Gulf Air has officially announced at the recently concluded Bahrain 2016 air show that it has placed a significant order with both Boeing and Airbus to fully replace its current fleet of narrow and wide bodied aircraft going into the next decade. This order is expected to see the airline through to 2030 at least. The breakdown is as follows:

a) 16 previously ordered B788s have been converted to the larger B789s that will in turn replace 6 A332s. According to an interview published in Flight Global magazine, GF CEO stated that these B789s will seat 280 pax in a dual class configuration.

b) 17 A321NEOs to replace the current 6 A321-200s (1ACT) as well as to cater for expansion + capacity upgrade of currently operated A320 routes

c) 12 A320s to replace the current 16 A320s (4 of which have 1ACT used for European flights)


Like many large and significant orders placed by carriers worldwide, each have their unique positive and negative aspects. Over here, they are as follows:


a) Ordering 17 A321NEOs - the best aircraft in GF's current fleet ideally suited to the high density regional + Indian subcontinent labor market segment. For GF to order 17 it means plans are in place to hopefully make all ISC routes operated exclusively by the A321NEO as well as provide growth to reintroduce previously suspended markets (DAC/CMB) in a less risky manner by using this aircraft type rather than a wide body. The A321NEO can also in turn be used to upgrade GF's current FRA/CDG services from the A320 (1ACT) as there is no way commercially the airline can continue to operate this small aircraft type well into the next decade on these two routes and claim to be competitive.

b) Converting the original B788 order to the larger B789 - this was another excellent move as the B789 offers more range, on board capacity (pax + cargo) and lastly commands a better resale value in the market place down the road. As CEO Maher stated, the configuration calls for 280 seats in a dual class layout which means it is likely to have 30-36 seats in business class + 244-250 in economy! However, one strong suggestion that I have for GF is to consider configuring at least 4 of these B789s into a high density layout designed specifically for high volume routes (that do not see great J class demand) which offer very good return margins + for the high yielding Hajj/Arafa/Arabeen/Umrah/Teachers movement season. The configuration of the high density B789 should be 12 business class (flat beds) + 315 economy (3-3-3 layout) giving a total of 327 seats approximately. Such a configuration is ideal for routes to MNL, ISB, LHE, JED, COK and CAI as well as in the future to operate to DAC and KTM on a single daily basis only rather than multiple daily on an A320/A321 which would see fog related payload capacity restrictions out of KTM/DAC into BAH. 

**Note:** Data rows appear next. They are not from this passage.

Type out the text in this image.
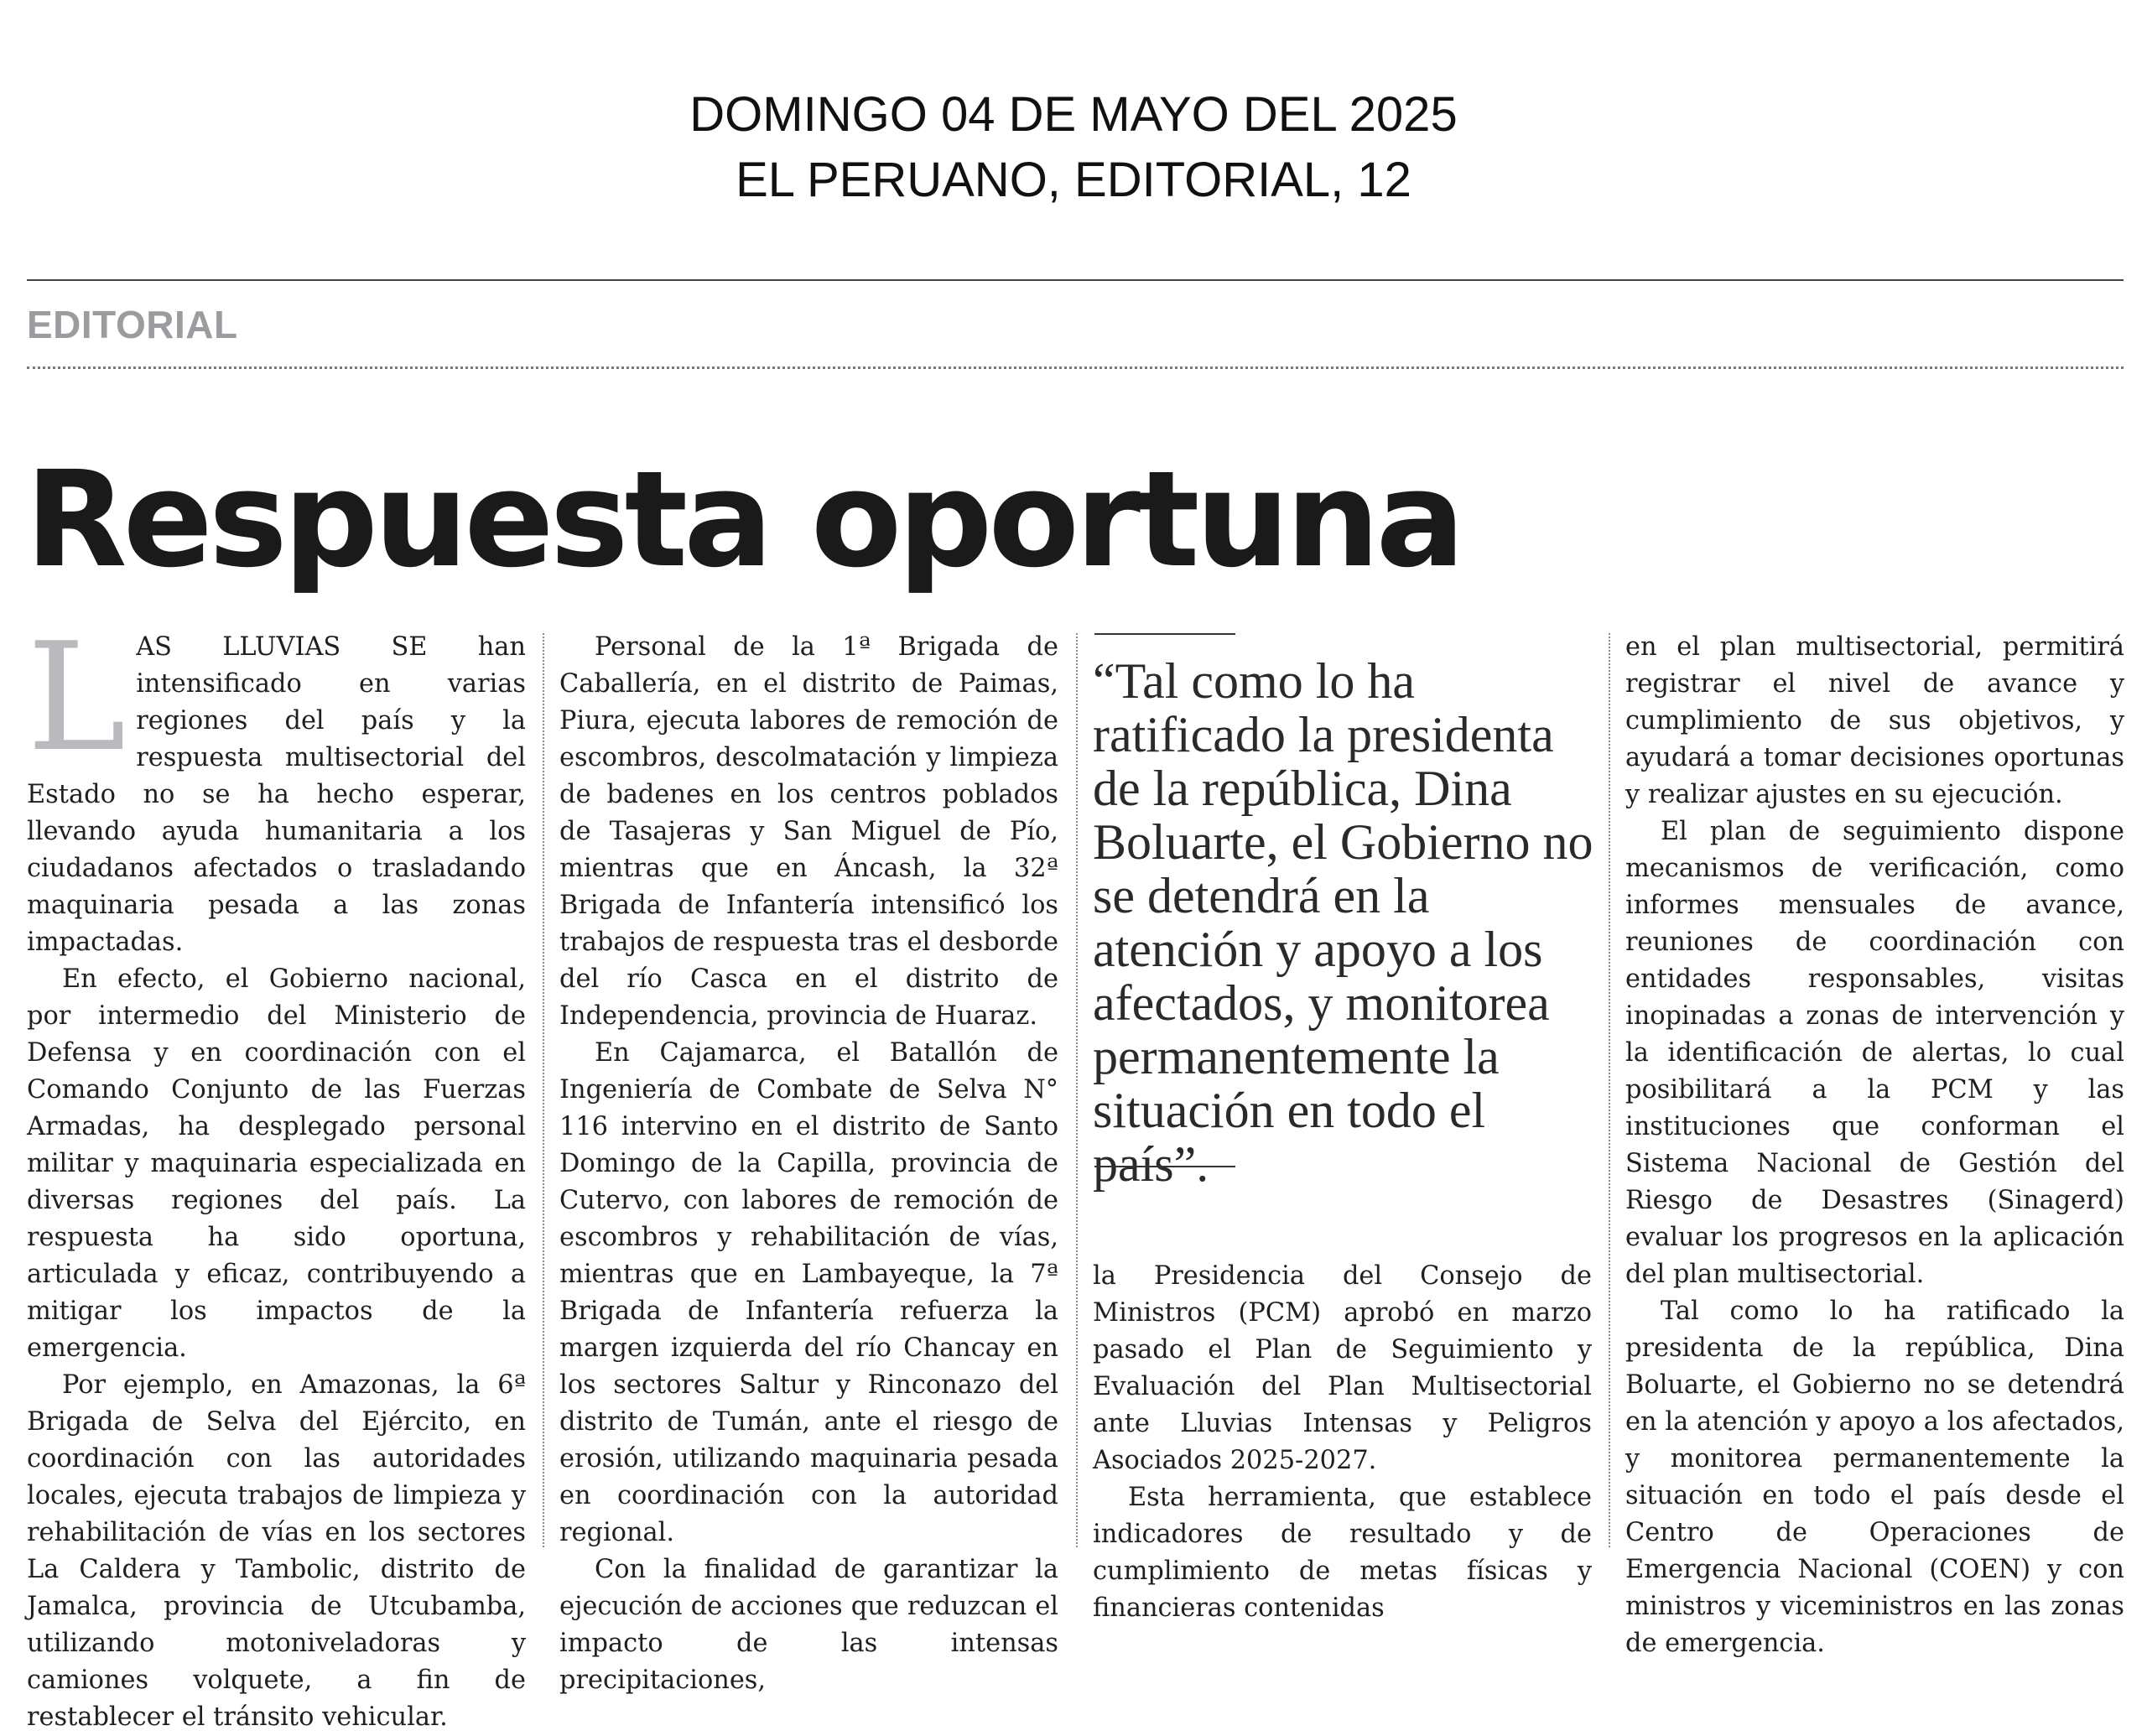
DOMINGO 04 DE MAYO DEL 2025
EL PERUANO, EDITORIAL, 12
EDITORIAL
Respuesta oportuna

LAS LLUVIAS SE han intensificado en varias regiones del país y la respuesta multisectorial del Estado no se ha hecho esperar, llevando ayuda humanitaria a los ciudadanos afectados o trasladando maquinaria pesada a las zonas impactadas.

En efecto, el Gobierno nacional, por intermedio del Ministerio de Defensa y en coordinación con el Comando Conjunto de las Fuerzas Armadas, ha desplegado personal militar y maquinaria especializada en diversas regiones del país. La respuesta ha sido oportuna, articulada y eficaz, contribuyendo a mitigar los impactos de la emergencia.

Por ejemplo, en Amazonas, la 6ª Brigada de Selva del Ejército, en coordinación con las autoridades locales, ejecuta trabajos de limpieza y rehabilitación de vías en los sectores La Caldera y Tambolic, distrito de Jamalca, provincia de Utcubamba, utilizando motoniveladoras y camiones volquete, a fin de restablecer el tránsito vehicular.

Personal de la 1ª Brigada de Caballería, en el distrito de Paimas, Piura, ejecuta labores de remoción de escombros, descolmatación y limpieza de badenes en los centros poblados de Tasajeras y San Miguel de Pío, mientras que en Áncash, la 32ª Brigada de Infantería intensificó los trabajos de respuesta tras el desborde del río Casca en el distrito de Independencia, provincia de Huaraz.

En Cajamarca, el Batallón de Ingeniería de Combate de Selva N° 116 intervino en el distrito de Santo Domingo de la Capilla, provincia de Cutervo, con labores de remoción de escombros y rehabilitación de vías, mientras que en Lambayeque, la 7ª Brigada de Infantería refuerza la margen izquierda del río Chancay en los sectores Saltur y Rinconazo del distrito de Tumán, ante el riesgo de erosión, utilizando maquinaria pesada en coordinación con la autoridad regional.

Con la finalidad de garantizar la ejecución de acciones que reduzcan el impacto de las intensas precipitaciones,

“Tal como lo ha ratificado la presidenta de la república, Dina Boluarte, el Gobierno no se detendrá en la atención y apoyo a los afectados, y monitorea permanentemente la situación en todo el país”.

la Presidencia del Consejo de Ministros (PCM) aprobó en marzo pasado el Plan de Seguimiento y Evaluación del Plan Multisectorial ante Lluvias Intensas y Peligros Asociados 2025-2027.

Esta herramienta, que establece indicadores de resultado y de cumplimiento de metas físicas y financieras contenidas

en el plan multisectorial, permitirá registrar el nivel de avance y cumplimiento de sus objetivos, y ayudará a tomar decisiones oportunas y realizar ajustes en su ejecución.

El plan de seguimiento dispone mecanismos de verificación, como informes mensuales de avance, reuniones de coordinación con entidades responsables, visitas inopinadas a zonas de intervención y la identificación de alertas, lo cual posibilitará a la PCM y las instituciones que conforman el Sistema Nacional de Gestión del Riesgo de Desastres (Sinagerd) evaluar los progresos en la aplicación del plan multisectorial.

Tal como lo ha ratificado la presidenta de la república, Dina Boluarte, el Gobierno no se detendrá en la atención y apoyo a los afectados, y monitorea permanentemente la situación en todo el país desde el Centro de Operaciones de Emergencia Nacional (COEN) y con ministros y viceministros en las zonas de emergencia.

16 B789s in the fleet - what has enabled GF to significantly reduce its losses over the past two years has been its move away from the low yielding EU-Asia market segment + reduce its wide body fleet from nearly 15 A343s/A332s to only 6 A332s. When the order conversion was announced at the BAH air show, it was stated that these B789s would also be used to relaunch nonstop flights to USA in 2019 for which a minimum of 3 units are required for a daily BAH-JFK-BAH service to be sustained. If oil jumps back up to $70-90 per barrel, it will be extremely difficult for GF to sustain such a large scale wide body operation as it has shown in the past it is unable to do so commercially at sustainable yields as the Bahrain Govt does not have the large cash flow of Qatar and UAE to absorb the losses. If all 16 B789s get delivered and fly for GF, it will result in GF going back to the old strategy of wanting to connect EU via BAH to Asia against the competition who would by 2020 be operating at least triple daily nonstop A380s/B77Ws from all major EU cities (bare minimum).

Yes Boeing must have played hard ball with GF by not allowing an outright cancellation nor another reduction of the original order placed in 2008.   

Ideally speaking, GF can manage with 10 B789s in the long term but not 16. Maybe it can lease or sell the remaining 6 to its franchise carrier Saudi Gulf to be used on high volume regional flights from JED/RUH airports respectively.